Machine Learning in Epidemiology
Marvin N. Wright, Lukas Burk, Pegah Golchian, Jan Kapar, Niklas Koenen, Sophie Hanna Langbein
TL;DR
The chapter addresses the challenge of applying machine learning in epidemiology amid increasingly complex, high-dimensional health data. It presents a principled framework for supervised and unsupervised learning, model evaluation, hyperparameter optimization, and interpretable ML, illustrated with a heart-disease dataset and R/mlr3 workflows. Key contributions include practical guidance on tree-based methods, neural networks, resampling strategies, nested resampling for unbiased tuning, and both model-agnostic and model-specific interpretability techniques, complemented by a discussion of generative modeling and privacy considerations. The work emphasizes robust evaluation, transparent reporting, and responsible use of ML in epidemiology, ensuring predictive performance is balanced with calibration, fairness, and data quality.
Abstract
In the age of digital epidemiology, epidemiologists are faced by an increasing amount of data of growing complexity and dimensionality. Machine learning is a set of powerful tools that can help to analyze such enormous amounts of data.
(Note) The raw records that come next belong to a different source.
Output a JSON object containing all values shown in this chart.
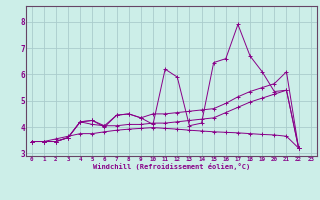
{
  "xlabel": "Windchill (Refroidissement éolien,°C)",
  "ylabel": "",
  "bg_color": "#cceee8",
  "grid_color": "#aacccc",
  "line_color": "#880088",
  "spine_color": "#664466",
  "xlim": [
    -0.5,
    23.5
  ],
  "ylim": [
    2.9,
    8.6
  ],
  "xticks": [
    0,
    1,
    2,
    3,
    4,
    5,
    6,
    7,
    8,
    9,
    10,
    11,
    12,
    13,
    14,
    15,
    16,
    17,
    18,
    19,
    20,
    21,
    22,
    23
  ],
  "yticks": [
    3,
    4,
    5,
    6,
    7,
    8
  ],
  "series": [
    [
      3.45,
      3.45,
      3.45,
      3.6,
      4.2,
      4.25,
      4.0,
      4.45,
      4.5,
      4.35,
      4.1,
      6.2,
      5.9,
      4.05,
      4.15,
      6.45,
      6.6,
      7.9,
      6.7,
      6.1,
      5.35,
      5.4,
      3.2
    ],
    [
      3.45,
      3.45,
      3.45,
      3.6,
      4.2,
      4.25,
      4.05,
      4.45,
      4.5,
      4.35,
      4.5,
      4.5,
      4.55,
      4.6,
      4.65,
      4.7,
      4.9,
      5.15,
      5.35,
      5.5,
      5.65,
      6.1,
      3.2
    ],
    [
      3.45,
      3.45,
      3.45,
      3.6,
      4.2,
      4.1,
      4.05,
      4.05,
      4.1,
      4.1,
      4.15,
      4.15,
      4.2,
      4.25,
      4.3,
      4.35,
      4.55,
      4.75,
      4.95,
      5.1,
      5.25,
      5.4,
      3.2
    ],
    [
      3.45,
      3.45,
      3.55,
      3.65,
      3.75,
      3.75,
      3.82,
      3.88,
      3.92,
      3.95,
      3.98,
      3.95,
      3.92,
      3.88,
      3.85,
      3.82,
      3.8,
      3.78,
      3.75,
      3.72,
      3.7,
      3.65,
      3.2
    ]
  ]
}
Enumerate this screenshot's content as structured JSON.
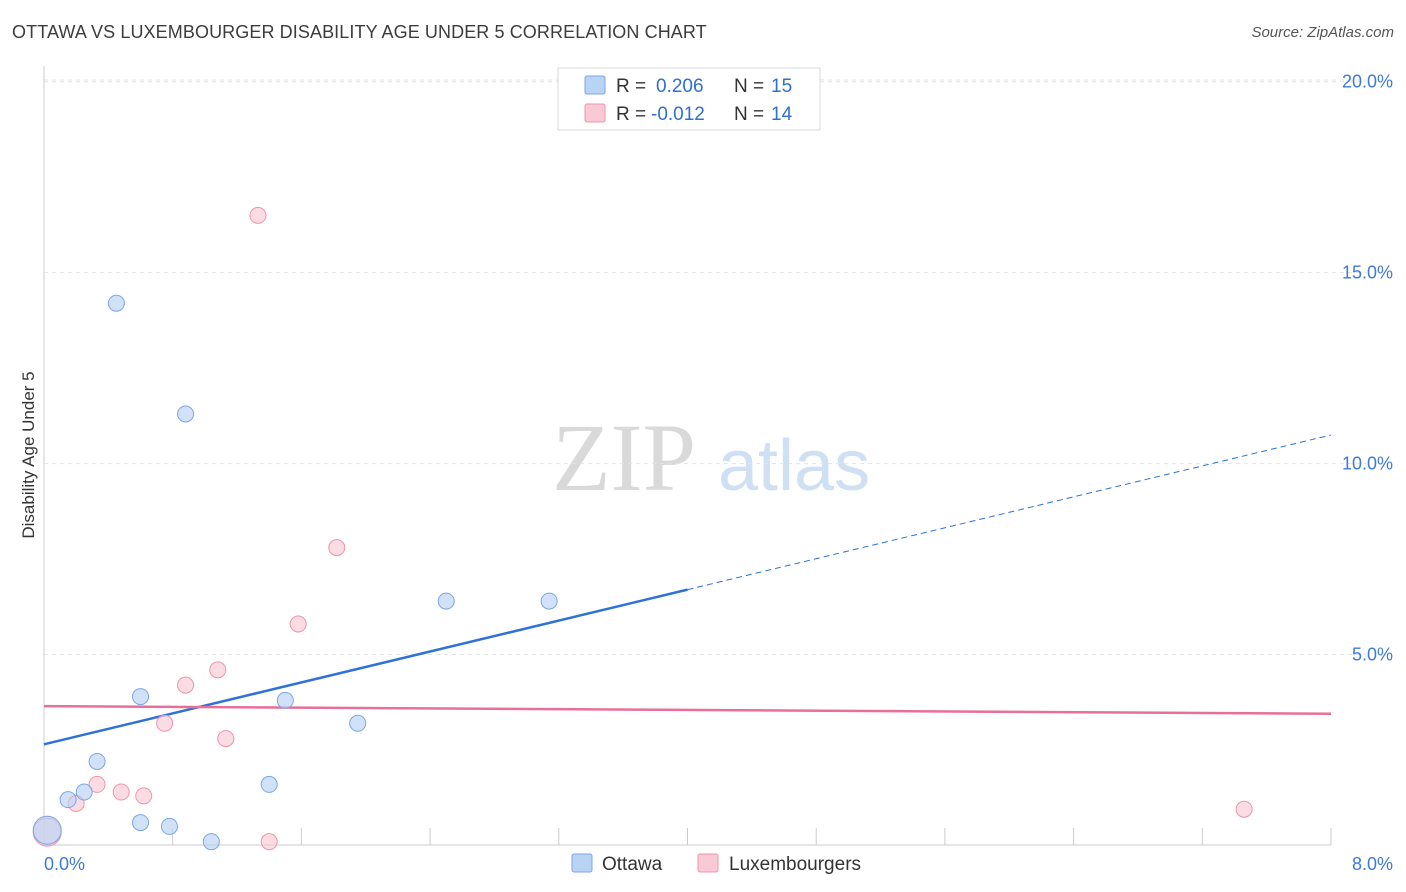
{
  "header": {
    "title": "OTTAWA VS LUXEMBOURGER DISABILITY AGE UNDER 5 CORRELATION CHART",
    "source": "Source: ZipAtlas.com"
  },
  "watermark": {
    "zip": "ZIP",
    "atlas": "atlas"
  },
  "legend_top": {
    "rows": [
      {
        "r_label": "R = ",
        "r_value": "0.206",
        "n_label": "N = ",
        "n_value": "15",
        "color": "#b9d3f5",
        "stroke": "#7aa6e6"
      },
      {
        "r_label": "R = ",
        "r_value": "-0.012",
        "n_label": "N = ",
        "n_value": "14",
        "color": "#f9c9d6",
        "stroke": "#ee94ad"
      }
    ]
  },
  "legend_bottom": {
    "items": [
      {
        "label": "Ottawa",
        "color": "#b9d3f5",
        "stroke": "#7aa6e6"
      },
      {
        "label": "Luxembourgers",
        "color": "#f9c9d6",
        "stroke": "#ee94ad"
      }
    ]
  },
  "chart_data": {
    "type": "scatter",
    "title": "OTTAWA VS LUXEMBOURGER DISABILITY AGE UNDER 5 CORRELATION CHART",
    "xlabel": "",
    "ylabel": "Disability Age Under 5",
    "xlim": [
      0,
      8
    ],
    "ylim": [
      0,
      20
    ],
    "x_tick_labels": [
      "0.0%",
      "8.0%"
    ],
    "y_ticks": [
      5,
      10,
      15,
      20
    ],
    "y_tick_labels": [
      "5.0%",
      "10.0%",
      "15.0%",
      "20.0%"
    ],
    "grid": true,
    "legend_position": "top-center",
    "series": [
      {
        "name": "Ottawa",
        "color": "#7aa6e6",
        "fill": "#b9d3f5",
        "points": [
          [
            0.02,
            0.4
          ],
          [
            0.15,
            1.2
          ],
          [
            0.25,
            1.4
          ],
          [
            0.33,
            2.2
          ],
          [
            0.45,
            14.2
          ],
          [
            0.6,
            3.9
          ],
          [
            0.6,
            0.6
          ],
          [
            0.78,
            0.5
          ],
          [
            0.88,
            11.3
          ],
          [
            1.04,
            0.1
          ],
          [
            1.4,
            1.6
          ],
          [
            1.5,
            3.8
          ],
          [
            1.95,
            3.2
          ],
          [
            2.5,
            6.4
          ],
          [
            3.14,
            6.4
          ]
        ],
        "trend": {
          "x": [
            0,
            4.0
          ],
          "y": [
            2.65,
            6.7
          ],
          "extended_x": [
            4.0,
            8.0
          ],
          "extended_y": [
            6.7,
            10.75
          ]
        }
      },
      {
        "name": "Luxembourgers",
        "color": "#ee94ad",
        "fill": "#f9c9d6",
        "points": [
          [
            0.02,
            0.35
          ],
          [
            0.2,
            1.1
          ],
          [
            0.33,
            1.6
          ],
          [
            0.48,
            1.4
          ],
          [
            0.62,
            1.3
          ],
          [
            0.75,
            3.2
          ],
          [
            0.88,
            4.2
          ],
          [
            1.08,
            4.6
          ],
          [
            1.13,
            2.8
          ],
          [
            1.33,
            16.5
          ],
          [
            1.4,
            0.1
          ],
          [
            1.58,
            5.8
          ],
          [
            1.82,
            7.8
          ],
          [
            7.46,
            0.95
          ]
        ],
        "trend": {
          "x": [
            0,
            8.0
          ],
          "y": [
            3.65,
            3.45
          ]
        }
      }
    ]
  }
}
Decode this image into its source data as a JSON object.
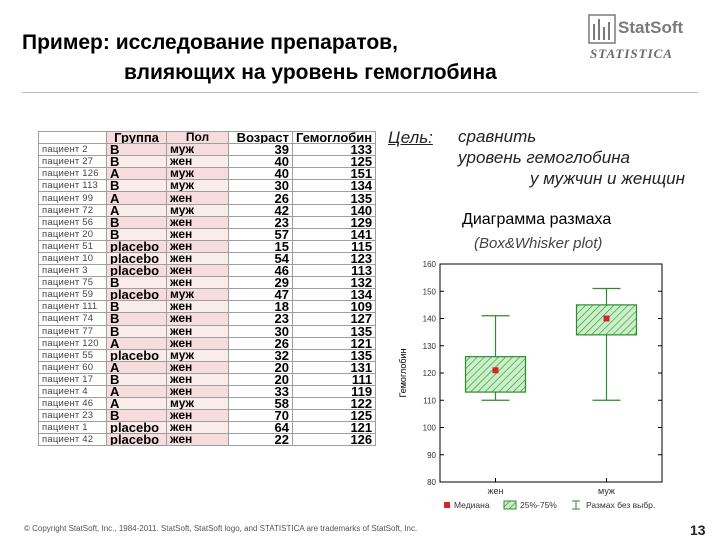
{
  "slide": {
    "title_line1": "Пример: исследование препаратов,",
    "title_line2": "влияющих на уровень гемоглобина",
    "goal_label": "Цель:",
    "goal_lines": [
      "сравнить",
      "уровень гемоглобина",
      "у мужчин и женщин"
    ],
    "chart_title": "Диаграмма размаха",
    "chart_subtitle": "(Box&Whisker plot)",
    "footer": "© Copyright StatSoft, Inc., 1984-2011. StatSoft, StatSoft logo, and STATISTICA are trademarks of StatSoft, Inc.",
    "page_number": "13"
  },
  "logo": {
    "brand": "StatSoft",
    "product": "STATISTICA",
    "icon": "statsoft-logo-icon"
  },
  "table": {
    "headers": [
      "Группа",
      "Пол",
      "Возраст",
      "Гемоглобин"
    ],
    "rows": [
      [
        "пациент 2",
        "B",
        "муж",
        "39",
        "133"
      ],
      [
        "пациент 27",
        "B",
        "жен",
        "40",
        "125"
      ],
      [
        "пациент 126",
        "A",
        "муж",
        "40",
        "151"
      ],
      [
        "пациент 113",
        "B",
        "муж",
        "30",
        "134"
      ],
      [
        "пациент 99",
        "A",
        "жен",
        "26",
        "135"
      ],
      [
        "пациент 72",
        "A",
        "муж",
        "42",
        "140"
      ],
      [
        "пациент 56",
        "B",
        "жен",
        "23",
        "129"
      ],
      [
        "пациент 20",
        "B",
        "жен",
        "57",
        "141"
      ],
      [
        "пациент 51",
        "placebo",
        "жен",
        "15",
        "115"
      ],
      [
        "пациент 10",
        "placebo",
        "жен",
        "54",
        "123"
      ],
      [
        "пациент 3",
        "placebo",
        "жен",
        "46",
        "113"
      ],
      [
        "пациент 75",
        "B",
        "жен",
        "29",
        "132"
      ],
      [
        "пациент 59",
        "placebo",
        "муж",
        "47",
        "134"
      ],
      [
        "пациент 111",
        "B",
        "жен",
        "18",
        "109"
      ],
      [
        "пациент 74",
        "B",
        "жен",
        "23",
        "127"
      ],
      [
        "пациент 77",
        "B",
        "жен",
        "30",
        "135"
      ],
      [
        "пациент 120",
        "A",
        "жен",
        "26",
        "121"
      ],
      [
        "пациент 55",
        "placebo",
        "муж",
        "32",
        "135"
      ],
      [
        "пациент 60",
        "A",
        "жен",
        "20",
        "131"
      ],
      [
        "пациент 17",
        "B",
        "жен",
        "20",
        "111"
      ],
      [
        "пациент 4",
        "A",
        "жен",
        "33",
        "119"
      ],
      [
        "пациент 46",
        "A",
        "муж",
        "58",
        "122"
      ],
      [
        "пациент 23",
        "B",
        "жен",
        "70",
        "125"
      ],
      [
        "пациент 1",
        "placebo",
        "жен",
        "64",
        "121"
      ],
      [
        "пациент 42",
        "placebo",
        "жен",
        "22",
        "126"
      ]
    ]
  },
  "chart_data": {
    "type": "boxplot",
    "title": "",
    "xlabel": "",
    "ylabel": "Гемоглобин",
    "ylim": [
      80,
      160
    ],
    "yticks": [
      80,
      90,
      100,
      110,
      120,
      130,
      140,
      150,
      160
    ],
    "grid": false,
    "categories": [
      "жен",
      "муж"
    ],
    "boxes": [
      {
        "category": "жен",
        "median": 121,
        "q1": 113,
        "q3": 126,
        "whisker_low": 110,
        "whisker_high": 141
      },
      {
        "category": "муж",
        "median": 140,
        "q1": 134,
        "q3": 145,
        "whisker_low": 110,
        "whisker_high": 151
      }
    ],
    "legend": [
      "Медиана",
      "25%-75%",
      "Размах без выбр."
    ],
    "legend_position": "bottom",
    "colors": {
      "median": "#d6262c",
      "box_fill": "#c9f0c9",
      "box_stroke": "#2f8a2f"
    }
  }
}
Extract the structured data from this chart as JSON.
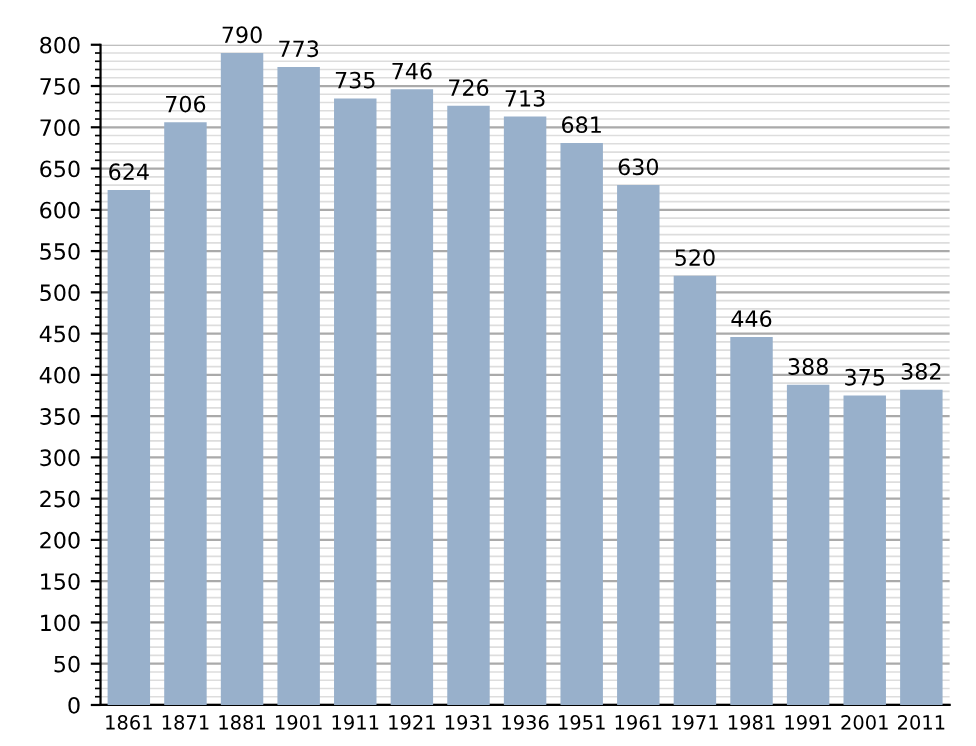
{
  "chart_data": {
    "type": "bar",
    "categories": [
      "1861",
      "1871",
      "1881",
      "1901",
      "1911",
      "1921",
      "1931",
      "1936",
      "1951",
      "1961",
      "1971",
      "1981",
      "1991",
      "2001",
      "2011"
    ],
    "values": [
      624,
      706,
      790,
      773,
      735,
      746,
      726,
      713,
      681,
      630,
      520,
      446,
      388,
      375,
      382
    ],
    "color": "#98b0cb",
    "data_labels": true,
    "ylim": [
      0,
      800
    ],
    "yticks": [
      0,
      50,
      100,
      150,
      200,
      250,
      300,
      350,
      400,
      450,
      500,
      550,
      600,
      650,
      700,
      750,
      800
    ],
    "grid": "y"
  }
}
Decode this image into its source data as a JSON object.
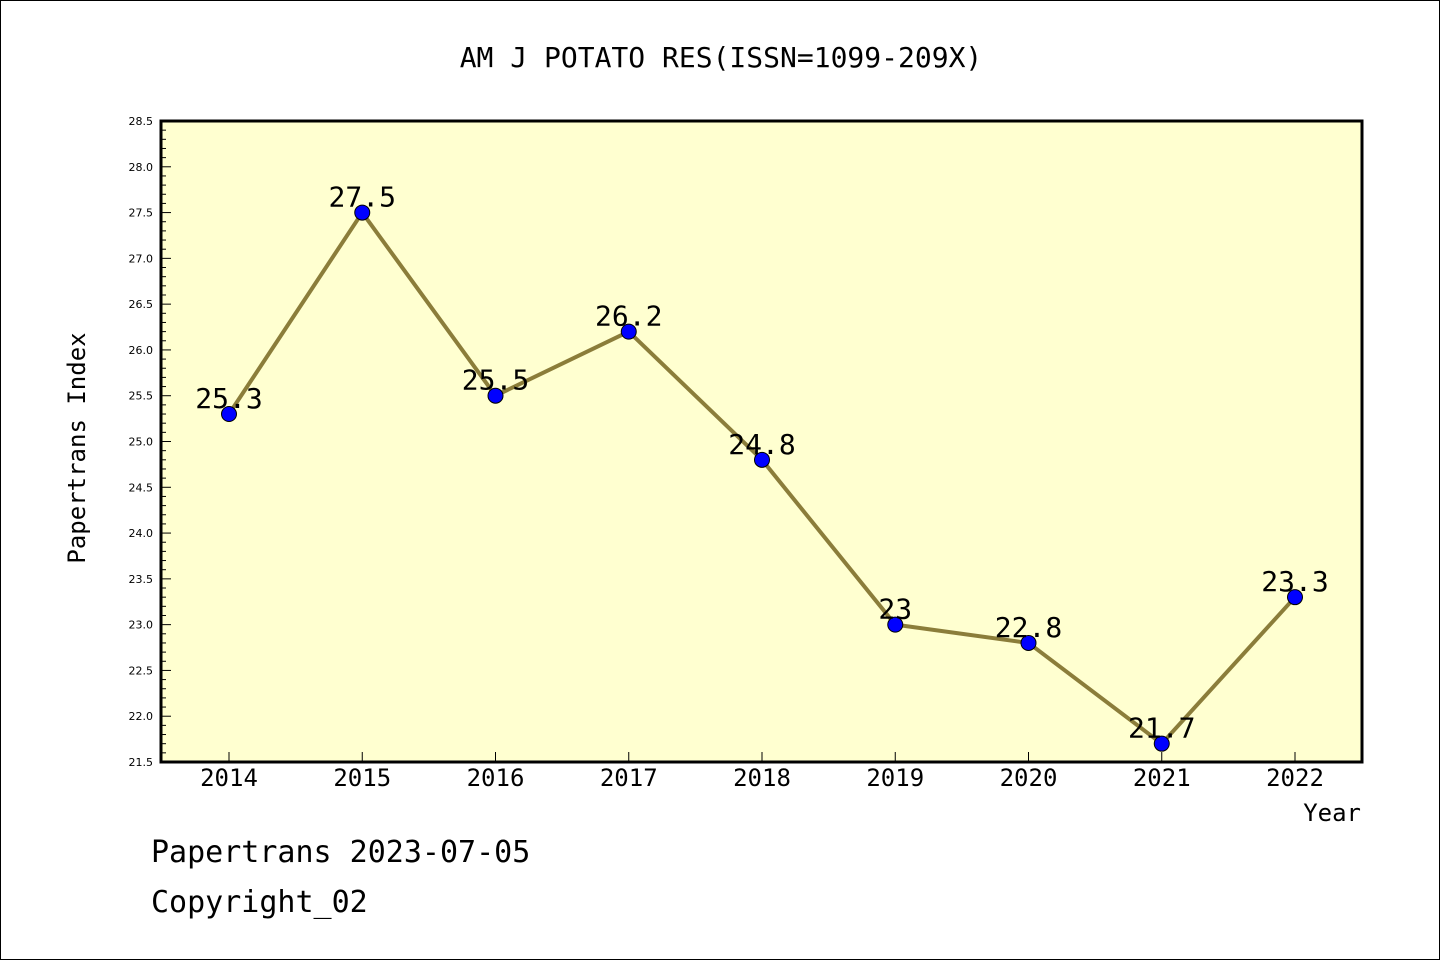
{
  "chart_data": {
    "type": "line",
    "title": "AM J POTATO RES(ISSN=1099-209X)",
    "xlabel": "Year",
    "ylabel": "Papertrans Index",
    "categories": [
      "2014",
      "2015",
      "2016",
      "2017",
      "2018",
      "2019",
      "2020",
      "2021",
      "2022"
    ],
    "series": [
      {
        "values": [
          25.3,
          27.5,
          25.5,
          26.2,
          24.8,
          23.0,
          22.8,
          21.7,
          23.3
        ]
      }
    ],
    "data_labels": [
      "25.3",
      "27.5",
      "25.5",
      "26.2",
      "24.8",
      "23",
      "22.8",
      "21.7",
      "23.3"
    ],
    "ylim": [
      21.5,
      28.5
    ],
    "yticks": [
      "21.5",
      "22.0",
      "22.5",
      "23.0",
      "23.5",
      "24.0",
      "24.5",
      "25.0",
      "25.5",
      "26.0",
      "26.5",
      "27.0",
      "27.5",
      "28.0",
      "28.5"
    ],
    "grid": false,
    "colors": {
      "plot_background": "#ffffd0",
      "line": "#8b7d3a",
      "marker": "#0000ff"
    }
  },
  "footer": {
    "date_text": "Papertrans 2023-07-05",
    "copyright_text": "Copyright_02"
  }
}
This chapter lays the methodological foundations for successfully applying machine learning in epidemiology. It covers the principles of supervised and unsupervised learning and discusses the most important machine learning methods. Strategies for model evaluation and hyperparameter optimization are developed and interpretable machine learning is introduced. All these theoretical parts are accompanied by code examples in R, where an example dataset on heart disease is used throughout the chapter.